Sunday, May 21, 2006

So, Just Who The Hell Am I?

Honestly, I'd have thought the in-depth section of this blog which is devoted to information about myself would have been enough to satisy anyone's curiosity.

You know, the bit that says "I'm in my 20s and live in England." What more could you want!? :)

Well, ok, I suppose I could get just an eeny-weeny tad more specific.

I'm in my mid-twenties.

How's that? Oh, ok, fine, fine! I'm in my mid-twenties, my name's John, and I live in the North of England.

And that's true. Except for my name being John and living in the North of England.

I decided (for obvious reasons) to remain fairly anonymous when I started this blog. Of course, if someone who knew me (i.e. the wife) read it, there's likely enough identifiable information sitting in here anyway, so I might as well not worry about prattling on a little more.

I have a technical job for a small company. I love my job - it's something I always knew I wanted to do, and I'm good at it. Over the last few years there is always more work to do, and it is more stressful than it used to be. Whilst I still enjoy my job, it does feel tiresome sometimes to be at work all day and feel stressed, only to come home and continue to feel stressed.

It's strange in some ways, because only a few (several) years ago, everything seemed so perfect. Back then, I felt I had three shining points in my life.

A fantastic girlfriend (my wife)
A perfect job (the same one)
A home

When I began thinking about a blog (some months before I actually started it), I kept thinking of things I was considering saying in it (if I were to start one, which, as you know, I did)

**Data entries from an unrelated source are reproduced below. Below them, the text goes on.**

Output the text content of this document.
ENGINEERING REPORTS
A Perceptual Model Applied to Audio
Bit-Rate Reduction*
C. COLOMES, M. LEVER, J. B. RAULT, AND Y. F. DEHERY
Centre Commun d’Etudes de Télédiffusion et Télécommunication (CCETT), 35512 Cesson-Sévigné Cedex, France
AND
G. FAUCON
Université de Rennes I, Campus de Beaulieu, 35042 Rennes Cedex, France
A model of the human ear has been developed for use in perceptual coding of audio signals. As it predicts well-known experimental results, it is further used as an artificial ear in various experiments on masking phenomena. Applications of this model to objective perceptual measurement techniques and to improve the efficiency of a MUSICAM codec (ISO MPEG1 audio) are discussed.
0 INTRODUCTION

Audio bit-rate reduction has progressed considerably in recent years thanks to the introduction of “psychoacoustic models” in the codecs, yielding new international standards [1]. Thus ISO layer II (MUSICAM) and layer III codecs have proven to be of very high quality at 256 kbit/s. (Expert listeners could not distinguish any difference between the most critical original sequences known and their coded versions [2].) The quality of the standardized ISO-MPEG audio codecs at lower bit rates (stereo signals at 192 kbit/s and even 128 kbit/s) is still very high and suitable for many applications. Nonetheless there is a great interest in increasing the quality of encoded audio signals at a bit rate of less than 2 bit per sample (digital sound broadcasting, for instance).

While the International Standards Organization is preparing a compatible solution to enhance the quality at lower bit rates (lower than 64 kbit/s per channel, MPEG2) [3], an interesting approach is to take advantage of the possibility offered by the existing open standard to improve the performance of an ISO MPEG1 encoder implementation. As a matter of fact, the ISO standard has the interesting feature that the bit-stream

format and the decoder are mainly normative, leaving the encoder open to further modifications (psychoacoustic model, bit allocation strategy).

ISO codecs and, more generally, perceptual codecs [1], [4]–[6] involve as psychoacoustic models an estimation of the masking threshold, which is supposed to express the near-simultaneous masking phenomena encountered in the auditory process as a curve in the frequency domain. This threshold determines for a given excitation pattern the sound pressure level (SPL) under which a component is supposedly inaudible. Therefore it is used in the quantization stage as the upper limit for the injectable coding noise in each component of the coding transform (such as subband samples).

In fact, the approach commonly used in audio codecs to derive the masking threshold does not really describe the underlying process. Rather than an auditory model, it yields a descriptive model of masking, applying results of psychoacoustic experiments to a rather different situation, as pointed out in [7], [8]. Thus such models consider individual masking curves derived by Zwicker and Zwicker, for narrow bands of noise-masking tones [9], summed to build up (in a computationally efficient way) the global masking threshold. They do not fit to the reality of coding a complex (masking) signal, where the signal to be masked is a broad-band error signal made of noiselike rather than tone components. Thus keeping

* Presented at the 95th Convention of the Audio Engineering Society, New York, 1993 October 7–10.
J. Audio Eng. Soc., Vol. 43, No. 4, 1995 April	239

The starting subject I decided to pick was gazing out of my window all those years ago, staring in awe upon the stars.

But I also came up with another possible starting thought:

My triangle has broken, and I can no longer see the stars.

The fact that stars also featured in that thought is only a coincidence. I have no big thing for stars (although I do think that they, and the night, are pretty cool sometimes).
I had been thinking about those three bright points - shining brightly like stars. And there were three of them. Like a triangle. It doesn't take a genius to work out how I came up with that line ;)
At the time, the stress of the rapidly approaching marriage and the work-load in my job all just started to get me down (The house we live in being somewhat related to my wife, of course).

I haven't felt quite so stressed at home these last few weeks. I think that the fear of "Should I be saying no?" was cause for a lot of worry. I'm still worried about things, but it doesn't feel quite as bad now.